Contrastive Learning of Structured World Models
This addresses the problem of enabling AI systems to understand compositional structures in environments, which is incremental progress in unsupervised representation learning for robotics and simulation tasks.
The paper tackles the challenge of learning structured world models from raw sensory data by introducing Contrastively-trained Structured World Models (C-SWMs), which use contrastive learning and graph neural networks to discover objects and relations without supervision, and demonstrate improved performance over pixel reconstruction models in structured environments like Atari games and physics simulations.
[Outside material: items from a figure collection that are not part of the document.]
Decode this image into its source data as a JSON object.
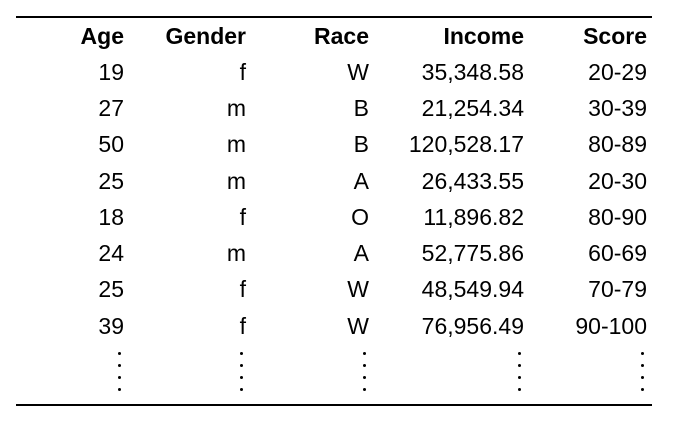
{
  "table": {
    "headers": {
      "age": "Age",
      "gender": "Gender",
      "race": "Race",
      "income": "Income",
      "score": "Score"
    },
    "rows": [
      {
        "age": "19",
        "gender": "f",
        "race": "W",
        "income": "35,348.58",
        "score": "20-29"
      },
      {
        "age": "27",
        "gender": "m",
        "race": "B",
        "income": "21,254.34",
        "score": "30-39"
      },
      {
        "age": "50",
        "gender": "m",
        "race": "B",
        "income": "120,528.17",
        "score": "80-89"
      },
      {
        "age": "25",
        "gender": "m",
        "race": "A",
        "income": "26,433.55",
        "score": "20-30"
      },
      {
        "age": "18",
        "gender": "f",
        "race": "O",
        "income": "11,896.82",
        "score": "80-90"
      },
      {
        "age": "24",
        "gender": "m",
        "race": "A",
        "income": "52,775.86",
        "score": "60-69"
      },
      {
        "age": "25",
        "gender": "f",
        "race": "W",
        "income": "48,549.94",
        "score": "70-79"
      },
      {
        "age": "39",
        "gender": "f",
        "race": "W",
        "income": "76,956.49",
        "score": "90-100"
      }
    ]
  }
}
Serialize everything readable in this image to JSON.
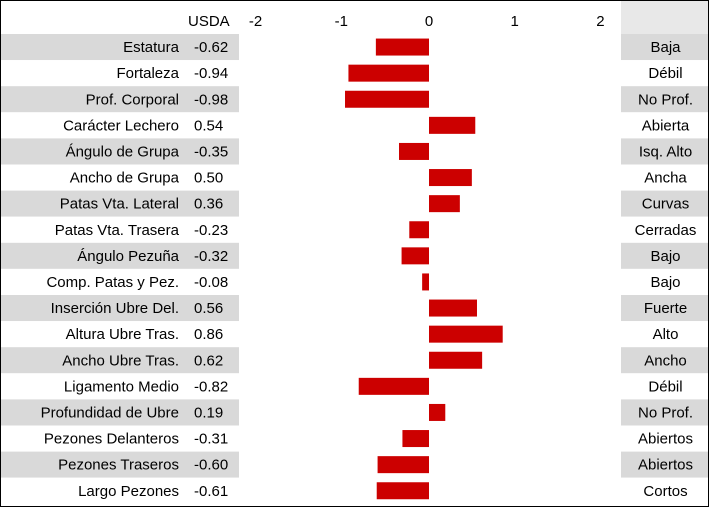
{
  "chart_data": {
    "type": "bar",
    "orientation": "horizontal",
    "value_header": "USDA",
    "xlim": [
      -2,
      2
    ],
    "x_ticks": [
      "-2",
      "-1",
      "0",
      "1",
      "2"
    ],
    "bar_color": "#cc0000",
    "row_colors": [
      "#d9d9d9",
      "#ffffff"
    ],
    "rows": [
      {
        "trait": "Estatura",
        "value_label": "-0.62",
        "value": -0.62,
        "descriptor": "Baja"
      },
      {
        "trait": "Fortaleza",
        "value_label": "-0.94",
        "value": -0.94,
        "descriptor": "Débil"
      },
      {
        "trait": "Prof. Corporal",
        "value_label": "-0.98",
        "value": -0.98,
        "descriptor": "No Prof."
      },
      {
        "trait": "Carácter Lechero",
        "value_label": "0.54",
        "value": 0.54,
        "descriptor": "Abierta"
      },
      {
        "trait": "Ángulo de Grupa",
        "value_label": "-0.35",
        "value": -0.35,
        "descriptor": "Isq. Alto"
      },
      {
        "trait": "Ancho de Grupa",
        "value_label": "0.50",
        "value": 0.5,
        "descriptor": "Ancha"
      },
      {
        "trait": "Patas Vta. Lateral",
        "value_label": "0.36",
        "value": 0.36,
        "descriptor": "Curvas"
      },
      {
        "trait": "Patas Vta. Trasera",
        "value_label": "-0.23",
        "value": -0.23,
        "descriptor": "Cerradas"
      },
      {
        "trait": "Ángulo Pezuña",
        "value_label": "-0.32",
        "value": -0.32,
        "descriptor": "Bajo"
      },
      {
        "trait": "Comp. Patas y Pez.",
        "value_label": "-0.08",
        "value": -0.08,
        "descriptor": "Bajo"
      },
      {
        "trait": "Inserción Ubre Del.",
        "value_label": "0.56",
        "value": 0.56,
        "descriptor": "Fuerte"
      },
      {
        "trait": "Altura Ubre Tras.",
        "value_label": "0.86",
        "value": 0.86,
        "descriptor": "Alto"
      },
      {
        "trait": "Ancho Ubre Tras.",
        "value_label": "0.62",
        "value": 0.62,
        "descriptor": "Ancho"
      },
      {
        "trait": "Ligamento Medio",
        "value_label": "-0.82",
        "value": -0.82,
        "descriptor": "Débil"
      },
      {
        "trait": "Profundidad de Ubre",
        "value_label": "0.19",
        "value": 0.19,
        "descriptor": "No Prof."
      },
      {
        "trait": "Pezones Delanteros",
        "value_label": "-0.31",
        "value": -0.31,
        "descriptor": "Abiertos"
      },
      {
        "trait": "Pezones Traseros",
        "value_label": "-0.60",
        "value": -0.6,
        "descriptor": "Abiertos"
      },
      {
        "trait": "Largo Pezones",
        "value_label": "-0.61",
        "value": -0.61,
        "descriptor": "Cortos"
      }
    ]
  }
}
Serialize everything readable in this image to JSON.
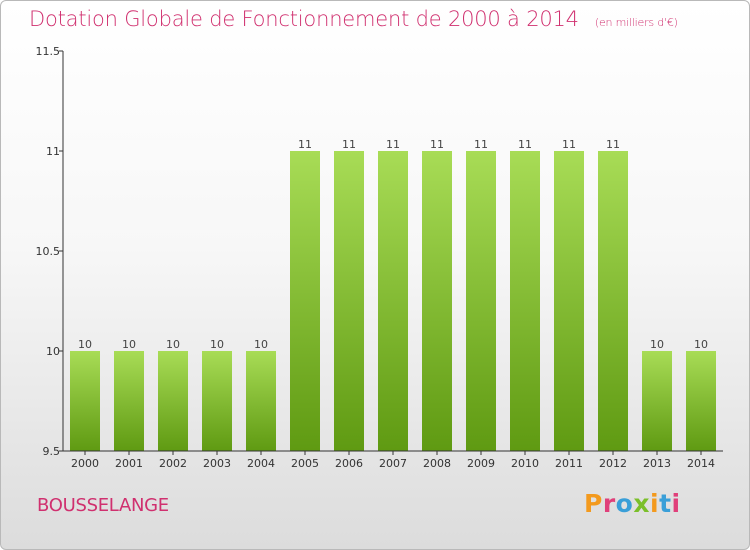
{
  "header": {
    "title": "Dotation Globale de Fonctionnement de 2000 à 2014",
    "unit": "(en milliers d'€)"
  },
  "footer": {
    "place": "BOUSSELANGE",
    "logo": "Proxiti"
  },
  "colors": {
    "title": "#d0306f",
    "bar_light": "#a8dc56",
    "bar_dark": "#5f9a12",
    "axis": "#333333"
  },
  "chart_data": {
    "type": "bar",
    "title": "Dotation Globale de Fonctionnement de 2000 à 2014",
    "subtitle": "(en milliers d'€)",
    "xlabel": "",
    "ylabel": "",
    "categories": [
      "2000",
      "2001",
      "2002",
      "2003",
      "2004",
      "2005",
      "2006",
      "2007",
      "2008",
      "2009",
      "2010",
      "2011",
      "2012",
      "2013",
      "2014"
    ],
    "values": [
      10,
      10,
      10,
      10,
      10,
      11,
      11,
      11,
      11,
      11,
      11,
      11,
      11,
      10,
      10
    ],
    "value_labels": [
      "10",
      "10",
      "10",
      "10",
      "10",
      "11",
      "11",
      "11",
      "11",
      "11",
      "11",
      "11",
      "11",
      "10",
      "10"
    ],
    "ylim": [
      9.5,
      11.5
    ],
    "yticks": [
      9.5,
      10,
      10.5,
      11,
      11.5
    ],
    "ytick_labels": [
      "9.5",
      "10",
      "10.5",
      "11",
      "11.5"
    ],
    "grid": false,
    "legend": "none"
  }
}
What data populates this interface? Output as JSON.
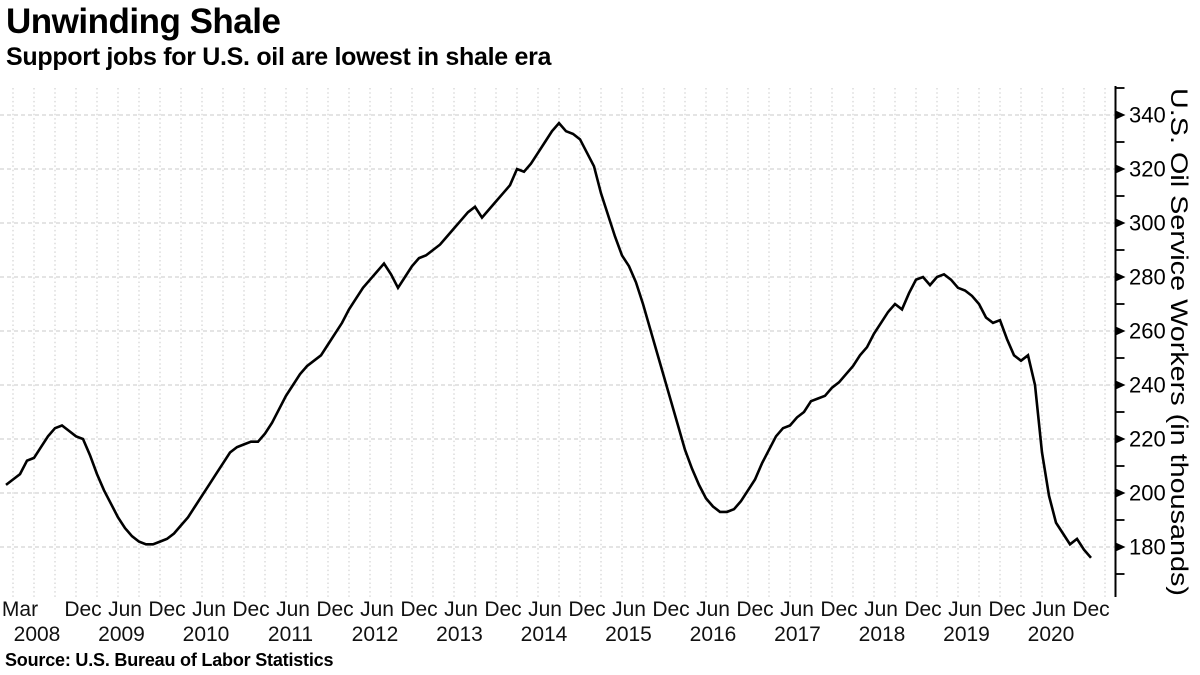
{
  "header": {
    "title": "Unwinding Shale",
    "subtitle": "Support jobs for U.S. oil are lowest in shale era"
  },
  "source_line": "Source: U.S. Bureau of Labor Statistics",
  "chart_data": {
    "type": "line",
    "title": "Unwinding Shale",
    "subtitle": "Support jobs for U.S. oil are lowest in shale era",
    "ylabel": "U.S. Oil Service Workers (in thousands)",
    "xlabel": "",
    "frequency": "monthly",
    "x_start": "2008-01",
    "x_end": "2020-12",
    "ylim": [
      161,
      351
    ],
    "yticks": [
      180,
      200,
      220,
      240,
      260,
      280,
      300,
      320,
      340
    ],
    "minor_yticks": [
      170,
      190,
      210,
      230,
      250,
      270,
      290,
      310,
      330,
      350
    ],
    "grid": true,
    "legend_position": "none",
    "line_color": "#000000",
    "grid_color": "#c9c9c9",
    "month_ticks": [
      {
        "m": 2,
        "label": "Mar"
      },
      {
        "m": 11,
        "label": "Dec"
      },
      {
        "m": 17,
        "label": "Jun"
      },
      {
        "m": 23,
        "label": "Dec"
      },
      {
        "m": 29,
        "label": "Jun"
      },
      {
        "m": 35,
        "label": "Dec"
      },
      {
        "m": 41,
        "label": "Jun"
      },
      {
        "m": 47,
        "label": "Dec"
      },
      {
        "m": 53,
        "label": "Jun"
      },
      {
        "m": 59,
        "label": "Dec"
      },
      {
        "m": 65,
        "label": "Jun"
      },
      {
        "m": 71,
        "label": "Dec"
      },
      {
        "m": 77,
        "label": "Jun"
      },
      {
        "m": 83,
        "label": "Dec"
      },
      {
        "m": 89,
        "label": "Jun"
      },
      {
        "m": 95,
        "label": "Dec"
      },
      {
        "m": 101,
        "label": "Jun"
      },
      {
        "m": 107,
        "label": "Dec"
      },
      {
        "m": 113,
        "label": "Jun"
      },
      {
        "m": 119,
        "label": "Dec"
      },
      {
        "m": 125,
        "label": "Jun"
      },
      {
        "m": 131,
        "label": "Dec"
      },
      {
        "m": 137,
        "label": "Jun"
      },
      {
        "m": 143,
        "label": "Dec"
      },
      {
        "m": 149,
        "label": "Jun"
      },
      {
        "m": 155,
        "label": "Dec"
      }
    ],
    "year_labels": [
      "2008",
      "2009",
      "2010",
      "2011",
      "2012",
      "2013",
      "2014",
      "2015",
      "2016",
      "2017",
      "2018",
      "2019",
      "2020"
    ],
    "series": [
      {
        "name": "U.S. oil service workers (thousands)",
        "values": [
          203,
          205,
          207,
          212,
          213,
          217,
          221,
          224,
          225,
          223,
          221,
          220,
          214,
          207,
          201,
          196,
          191,
          187,
          184,
          182,
          181,
          181,
          182,
          183,
          185,
          188,
          191,
          195,
          199,
          203,
          207,
          211,
          215,
          217,
          218,
          219,
          219,
          222,
          226,
          231,
          236,
          240,
          244,
          247,
          249,
          251,
          255,
          259,
          263,
          268,
          272,
          276,
          279,
          282,
          285,
          281,
          276,
          280,
          284,
          287,
          288,
          290,
          292,
          295,
          298,
          301,
          304,
          306,
          302,
          305,
          308,
          311,
          314,
          320,
          319,
          322,
          326,
          330,
          334,
          337,
          334,
          333,
          331,
          326,
          321,
          311,
          303,
          295,
          288,
          284,
          278,
          270,
          261,
          252,
          243,
          234,
          225,
          216,
          209,
          203,
          198,
          195,
          193,
          193,
          194,
          197,
          201,
          205,
          211,
          216,
          221,
          224,
          225,
          228,
          230,
          234,
          235,
          236,
          239,
          241,
          244,
          247,
          251,
          254,
          259,
          263,
          267,
          270,
          268,
          274,
          279,
          280,
          277,
          280,
          281,
          279,
          276,
          275,
          273,
          270,
          265,
          263,
          264,
          257,
          251,
          249,
          251,
          240,
          215,
          199,
          189,
          185,
          181,
          183,
          179,
          176
        ]
      }
    ]
  }
}
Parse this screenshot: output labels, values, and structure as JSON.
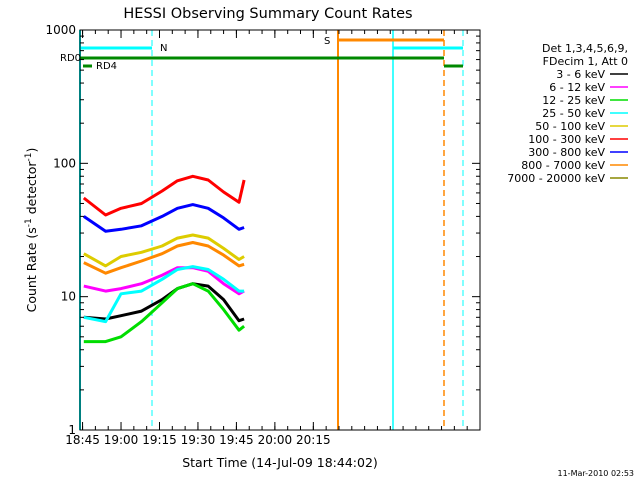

A structured understanding of our world in terms of objects, relations, and hierarchies is an important component of human cognition. Learning such a structured world model from raw sensory data remains a challenge. As a step towards this goal, we introduce Contrastively-trained Structured World Models (C-SWMs). C-SWMs utilize a contrastive approach for representation learning in environments with compositional structure. We structure each state embedding as a set of object representations and their relations, modeled by a graph neural network. This allows objects to be discovered from raw pixel observations without direct supervision as part of the learning process. We evaluate C-SWMs on compositional environments involving multiple interacting objects that can be manipulated independently by an agent, simple Atari games, and a multi-object physics simulation. Our experiments demonstrate that C-SWMs can overcome limitations of models based on pixel reconstruction and outperform typical representatives of this model class in highly structured environments, while learning interpretable object-based representations.